Donations have doubled since Aug. 23, when Armstrong announced he would no longer contest doping charges, Livestrong spokeswoman Katherine McLane said Tuesday. Much of those donations are related to Livestrong's 15th anniversary fundraiser. Total fundraising for the year is up 13% from last year, to nearly $21 million. Only three people in recent weeks have asked for their money back because of the doping charges, McLane said.
Brian Rose, who was uninsured when he was diagnosed with advanced melanoma three years ago, says he owes his health to Livestrong. "It's overwhelming trying to do it all on your own," says Rose, 34, who notes that Livestrong's cancer navigation program helped him get health insurance. "Having a resource like that is priceless."
Lymphoma survivor Jen Singer, 45, credits Armstrong with championing cancer "survivorship," or the needs of patients after finishing treatment. Armstrong, who has served on the President's Cancer Panel, has drawn attention to patients' life-long needs, from employment to the "late effects" of toxic cancer therapies, which can cause heart failure, infertility and even second cancers.
Rose and other survivors praise the leadership of Doug Ulman, Livestrong's president and CEO. Ulman, a three-time cancer survivor, founded his own cancer charity, the Ulman Cancer Fund for Young Adults, in 1997, before joining Livestrong.
Rose says he's a living example of what Livestrong does every day. Livestrong helped arrange free flights for Rose to a Houston hospital from Wichita, where he works half the year as a minor-league baseball coach. Livestrong helped Rose with fertility counseling and sperm banking, so that he and his wife can try to have children one day. Lastly, Livestrong intervened when Rose's insurance company refused to allow him to join a clinical trial. The insurance company reversed its decision and is now covering the cost of the trial, which involves cutting-edge but experimental immune therapy, Rose says.

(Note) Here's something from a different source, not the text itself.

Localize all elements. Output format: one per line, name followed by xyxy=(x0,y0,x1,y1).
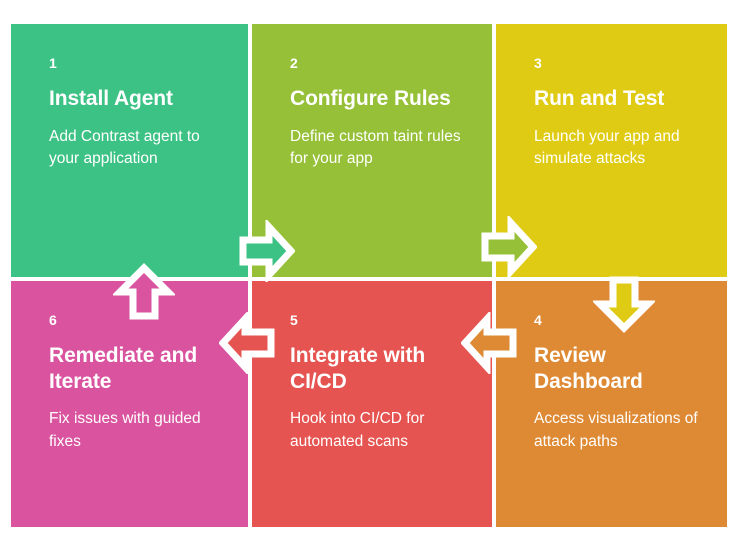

"It's literally giving a guy like me a chance to walk away from this disease," says Rose, who also appeared in a video for Livestrong. "I just know that when I need it, the foundation will be there."
Requests for help from the foundation's navigation service have actually increased with the latest news about Armstrong, says Livestrong social worker Athan Schindler.
Some cancer survivors say they are saddened by Armstrong's fall from grace. Singer says she doesn't know how to explain the doping charges to her children.
Others, such as Rebecca Esparza, are less concerned. "It doesn't matter to me if he's guilty or not. He's done more to change 'the face of cancer' than anyone else, ever," says Esparza, of Corpus Christi, Texas. "Livestrong was the first organization I heard of that coined the phrase 'young-adult survivor,' which was in 2001, when I was diagnosed at age 30 with ovarian cancer. Livestrong made other cancer organizations sit up and take notice, revamp and refocus the way they looked at cancer survivorship as a whole."
Breast cancer survivor Lani Horn, 41, says "many great heroes are flawed. We may all come to believe that Lance's competitive edge and desire to do the improbable went awry in this instance. However, it was exactly those qualities that helped him think so big and bold with Livestrong."
"It's heartbreaking, but everybody is human," Singer says. "The cancer community will be forever indebted to him for what he has done for us."